Kisah perjalanan cinta Ali bin Abi Tholib dengan Fatimah Az Zahro adalah kisah cinta sejati, cinta yang diridloi Alloh S.W.T didunia dan diakherat, cinta yang paling romantis didunia ini mengalahkan cerita romeo dan juliet yang dibesar-besarkan dalam karya sastra. Sangat menarik untuk kita angkat kisah beliau disini, semoga kisahnya bisa menginspirasi dan semangat hidup rumah tangga kita.

Inilah sebagian kisah perjalanan cinta Ali bin Abi Tholib dengan Fatimah Az Zahro:

Dipendamkan di dalam hatinya, yang tidak diceritakan kepada siapapun tentang perasaan hatinya. Tertarik dirinya seorang gadis, yang punya peribadi tinggi, paras yang cantik, kecekalan yang kuat, apalah lagi ibadahnya, hasil didikan ayahnya yang dicintai oleh umat manusia, yakni Rasulullah S.A.W. Itulah Fatimah Az- Zahrah, puteri kesayangan Nabi Muhammad S.A.W, serikandi berperibadi mulia. Dia sedar, dirinya tidak punya apa-apa, untuk meminang puteri Rasulullah.

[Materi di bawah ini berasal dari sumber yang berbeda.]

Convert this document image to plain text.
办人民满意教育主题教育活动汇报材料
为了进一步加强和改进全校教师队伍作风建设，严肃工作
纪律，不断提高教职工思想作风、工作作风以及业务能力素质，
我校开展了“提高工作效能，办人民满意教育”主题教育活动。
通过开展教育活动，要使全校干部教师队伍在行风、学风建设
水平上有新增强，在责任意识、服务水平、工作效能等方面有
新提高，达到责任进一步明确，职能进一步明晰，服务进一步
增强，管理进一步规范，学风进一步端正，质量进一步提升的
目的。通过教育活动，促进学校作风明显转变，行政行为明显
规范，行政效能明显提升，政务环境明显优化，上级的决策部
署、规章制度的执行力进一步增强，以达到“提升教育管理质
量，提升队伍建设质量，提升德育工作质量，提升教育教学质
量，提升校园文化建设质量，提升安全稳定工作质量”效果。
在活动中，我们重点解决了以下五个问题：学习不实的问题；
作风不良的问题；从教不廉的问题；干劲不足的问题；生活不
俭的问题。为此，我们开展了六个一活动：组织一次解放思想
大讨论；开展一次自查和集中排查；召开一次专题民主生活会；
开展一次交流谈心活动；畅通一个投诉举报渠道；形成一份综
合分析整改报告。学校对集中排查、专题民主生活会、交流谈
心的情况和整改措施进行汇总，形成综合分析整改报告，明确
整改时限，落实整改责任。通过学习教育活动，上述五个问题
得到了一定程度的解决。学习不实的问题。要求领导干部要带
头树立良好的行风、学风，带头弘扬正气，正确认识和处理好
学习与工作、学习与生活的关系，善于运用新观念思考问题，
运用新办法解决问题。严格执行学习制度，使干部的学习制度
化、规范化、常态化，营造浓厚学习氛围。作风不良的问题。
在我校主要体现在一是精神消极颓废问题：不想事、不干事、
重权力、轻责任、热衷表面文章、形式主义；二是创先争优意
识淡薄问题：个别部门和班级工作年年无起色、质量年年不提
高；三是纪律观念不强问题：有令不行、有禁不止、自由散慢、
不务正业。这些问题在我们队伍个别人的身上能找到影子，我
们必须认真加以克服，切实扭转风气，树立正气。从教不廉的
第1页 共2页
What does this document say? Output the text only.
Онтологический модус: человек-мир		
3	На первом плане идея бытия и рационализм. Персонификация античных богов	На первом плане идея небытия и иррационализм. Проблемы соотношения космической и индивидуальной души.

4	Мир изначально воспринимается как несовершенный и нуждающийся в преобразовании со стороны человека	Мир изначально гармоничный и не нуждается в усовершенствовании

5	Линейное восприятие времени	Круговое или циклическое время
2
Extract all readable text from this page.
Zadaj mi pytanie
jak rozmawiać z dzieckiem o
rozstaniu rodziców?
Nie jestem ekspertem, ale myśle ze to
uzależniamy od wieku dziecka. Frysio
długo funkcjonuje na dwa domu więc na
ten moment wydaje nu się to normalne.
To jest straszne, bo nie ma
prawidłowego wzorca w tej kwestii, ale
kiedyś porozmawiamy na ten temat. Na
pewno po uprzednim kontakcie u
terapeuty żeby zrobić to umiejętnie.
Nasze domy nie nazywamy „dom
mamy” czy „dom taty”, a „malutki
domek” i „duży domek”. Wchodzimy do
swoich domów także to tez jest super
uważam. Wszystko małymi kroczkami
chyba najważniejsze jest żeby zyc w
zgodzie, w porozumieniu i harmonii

Hanya usaha dengan bekerja supaya dapat merealisasikan cintanya. Itulah Sayyidina Ali bin Abi Tholib Karomallohu Wajhah, sepupu baginda sendiri.

Sehingga beliau tersentap, mendengar perkhabaran bahwa sahabat mulia nabi, Abu Bakar As-Siddiq, melamar Fatimah.

”Allah mengujiku rupanya”, begitu batin Ali. Ia merasa diuji kerana merasa apalah dia dibanding Abu Bakar. Kedudukan di sisi Nabi?

Abu Bakar lebih utama, mungkin dia bukan kerabat dekat Nabi seperti Ali, namun keimanan dan pembelaannya pada Allah dan RasulNya tak tertandingi.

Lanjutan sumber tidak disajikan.